= Internal Autonomy Day =

Annual holiday in French Polynesia

Internal Autonomy Day (Fête de l’autonomie; Heiva o te) is an official holiday in French Polynesia, an overseas collectivity of France. It is celebrated annually on 29 June, to honor Tahitian and French Polynesian self-rule. The day also marked the annexation of the Kingdom of Tahiti and the turnover of native sovereignty by King Pōmare V to France.

Pro-autonomy political parties celebrate the holiday on 29 June while Oscar Temaru, former President of French Polynesia who advocated independence from France, noted that the day should known as "Mourning Day" instead.
The date French Polynesia achieved internal autonomy was on 6 September 1984.

The holiday is mainly celebrated in the capital of Papeete, on the island of Tahiti.
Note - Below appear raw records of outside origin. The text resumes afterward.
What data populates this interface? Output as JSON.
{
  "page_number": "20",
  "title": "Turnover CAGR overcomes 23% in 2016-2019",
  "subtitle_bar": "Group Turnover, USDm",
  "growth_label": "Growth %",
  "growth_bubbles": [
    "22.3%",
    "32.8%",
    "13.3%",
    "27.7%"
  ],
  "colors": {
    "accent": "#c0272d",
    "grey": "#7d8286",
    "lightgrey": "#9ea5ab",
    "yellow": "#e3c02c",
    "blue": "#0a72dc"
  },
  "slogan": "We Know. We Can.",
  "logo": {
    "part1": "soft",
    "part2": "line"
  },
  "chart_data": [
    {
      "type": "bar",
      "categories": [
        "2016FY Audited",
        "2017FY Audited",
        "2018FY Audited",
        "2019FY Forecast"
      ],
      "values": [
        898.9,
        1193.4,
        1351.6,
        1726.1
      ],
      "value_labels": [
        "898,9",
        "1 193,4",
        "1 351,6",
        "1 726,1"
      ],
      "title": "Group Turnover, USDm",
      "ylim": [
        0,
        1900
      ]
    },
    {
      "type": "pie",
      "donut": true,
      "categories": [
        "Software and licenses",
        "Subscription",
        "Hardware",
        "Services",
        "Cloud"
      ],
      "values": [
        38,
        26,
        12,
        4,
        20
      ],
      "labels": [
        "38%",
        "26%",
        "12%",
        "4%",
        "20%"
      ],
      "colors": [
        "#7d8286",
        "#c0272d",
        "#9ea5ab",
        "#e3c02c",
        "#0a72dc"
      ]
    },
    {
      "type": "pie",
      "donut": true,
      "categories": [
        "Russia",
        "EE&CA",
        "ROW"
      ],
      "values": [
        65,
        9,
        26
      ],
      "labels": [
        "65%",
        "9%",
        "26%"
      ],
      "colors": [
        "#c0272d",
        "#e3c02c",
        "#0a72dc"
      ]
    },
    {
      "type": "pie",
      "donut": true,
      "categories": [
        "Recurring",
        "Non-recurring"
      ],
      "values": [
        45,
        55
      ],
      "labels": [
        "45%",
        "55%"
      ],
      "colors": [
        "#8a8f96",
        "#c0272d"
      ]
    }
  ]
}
It is celebrate with parades, entertainment and concert on the waterfront of Papeete.

==Abolition and replacement==
On 30 April 2024, a unanimous decision was made by the Council of Ministers in session with President Moetai Brotherson to abolish Internal Autonomy Day and replace it with Matari'i, a public holiday in native observance of the Pleiades on 20 November inspired by the success of similar Matariki celebrations in New Zealand, the act would be implemented officially on 2025.